Он удовлетворенно ухмыльнулся и тыльной стороной загорелой руки потер плохо выбритую щеку.
– Твой-то портрет, Ларочка, у меня имеется.
– Я помню.
– Забери после моей смерти. Чужим ни к чему его видеть.
– Ну, зачем вы…
– Да что уж тут? Все ушли. Вот и она. – Федор Васильевич оглянулся на притихший телевизор. И повторил: – Что уж тут…
Осмотрев маффины, он выбрал тот, на котором не было мышиной мордочки – Кира надеялась, что этот пойдет на пробу, но его обошли. Откусив добрую половину, старик неспешно пережевал его, довольно кивнул и подтолкнул Антона:
– Зато вон какая девочка у вас появилась! Еще и руки из правильного места растут.
– Она просто работает у нас, – вяло отозвался Антон. – Ничего больше.
– А что так? Не по вкусу?
– Это я ей не по вкусу. – Он поднялся. – Пойду готовиться, скоро дети сбегутся. Вы тут…
Не закончив фразу, Антон скрылся в коридорчике, из которого выходили служебные комнаты. Старик проводил его взглядом и обернулся к Ларисе:
– Зацепила его девчонка, ага?
– Она с Ильей жи… встречается, с племянником моим, – скороговоркой произнесла Лариса, завидев Киру, выскочившую с чайником в одной руке и вазочкой со свежими маффинами – в другой. – Так что…
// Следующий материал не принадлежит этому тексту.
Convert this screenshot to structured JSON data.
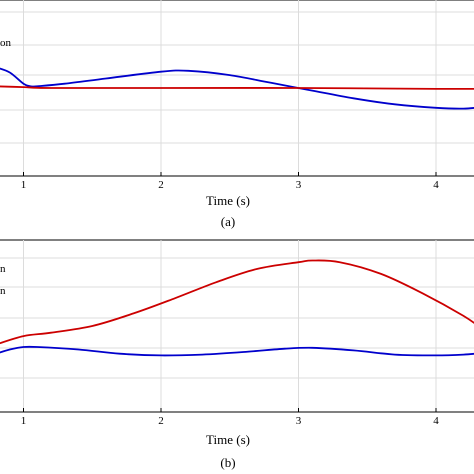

– А-а, – понимающе протянул он и тяжело задумался, откинувшись на спинку стула. – «
– И «
– Стихи читаете? – удивилась Кира, поставив вазу. – Я думала, это не так делают.
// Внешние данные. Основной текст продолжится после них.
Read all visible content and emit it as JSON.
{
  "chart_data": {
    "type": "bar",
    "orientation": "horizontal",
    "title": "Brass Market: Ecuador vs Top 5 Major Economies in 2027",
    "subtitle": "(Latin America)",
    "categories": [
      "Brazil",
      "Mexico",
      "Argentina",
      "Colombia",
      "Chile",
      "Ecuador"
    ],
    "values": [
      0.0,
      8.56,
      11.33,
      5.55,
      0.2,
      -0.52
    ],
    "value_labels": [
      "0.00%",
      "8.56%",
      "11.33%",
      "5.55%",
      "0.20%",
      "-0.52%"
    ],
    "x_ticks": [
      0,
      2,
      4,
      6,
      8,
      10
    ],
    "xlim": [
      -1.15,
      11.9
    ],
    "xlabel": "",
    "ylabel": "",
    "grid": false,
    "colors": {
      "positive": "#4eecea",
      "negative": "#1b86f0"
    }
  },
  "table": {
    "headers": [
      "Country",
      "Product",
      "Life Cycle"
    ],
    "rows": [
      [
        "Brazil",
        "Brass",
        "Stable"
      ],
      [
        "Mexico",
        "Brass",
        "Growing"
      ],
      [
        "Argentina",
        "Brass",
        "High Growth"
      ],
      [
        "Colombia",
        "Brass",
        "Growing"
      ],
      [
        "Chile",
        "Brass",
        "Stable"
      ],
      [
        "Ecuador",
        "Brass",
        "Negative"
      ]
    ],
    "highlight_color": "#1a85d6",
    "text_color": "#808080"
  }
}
Лариса только приподняла брови: внутри ее всегда звучали стихи. Уместные строки всплывали в памяти, переплетаясь с собственными мыслями, и порой она ловила себя на том, что думает стихами. Поэтому ей так легко было вести экскурсии, она вся была пропитана строками тех, о ком рассказывала детям.
Заметив ее недоумение, Кира простодушно пояснила:
– Ну, свечи, полумрак, все такое…
– Это всего лишь антураж. Стихи в нем не нуждаются. Люди создают его, если не находят в себе почвы для того, чтобы слова проросли сами. Свечи – это своего рода удобрение.
Смущенно усмехнувшись, Кира наполнила толстостенную чашку, какие обычно закупают для детских кафе, и с надеждой спросила старика:
– И как? Вкусно?
– А? – очнулся Федор Васильевич. – Вкусно… Не то слово! Объедение.
Она рассмеялась от радости:
– Антон тоже так сказал!
– Антону можно верить.
– Я знаю. – Кира посмотрела на него с удивлением.
Поспешив вмешаться, Лариса поднесла руки к вазочке:
– Еще теплые… Правда, как мышки, маленькие такие. Детям не жалко будет их есть?
– Можно нарисовать что-то… Цветочек…
– Вот еще – жалко! – фыркнул старик. – Слопают за милую душу.
– Федор Васильевич детей не особенно жалует, – пояснила Лариса с усмешкой.
Она поглядывала то на старика, то на девушку, удивляясь тому, как они сразу потянулись друг к другу.
«Кира – еще понятно, открытая душа, – признала Лариса. – А дед-то наш еще тот мизантроп! А тут, надо же… Оценил. Интересно почему?»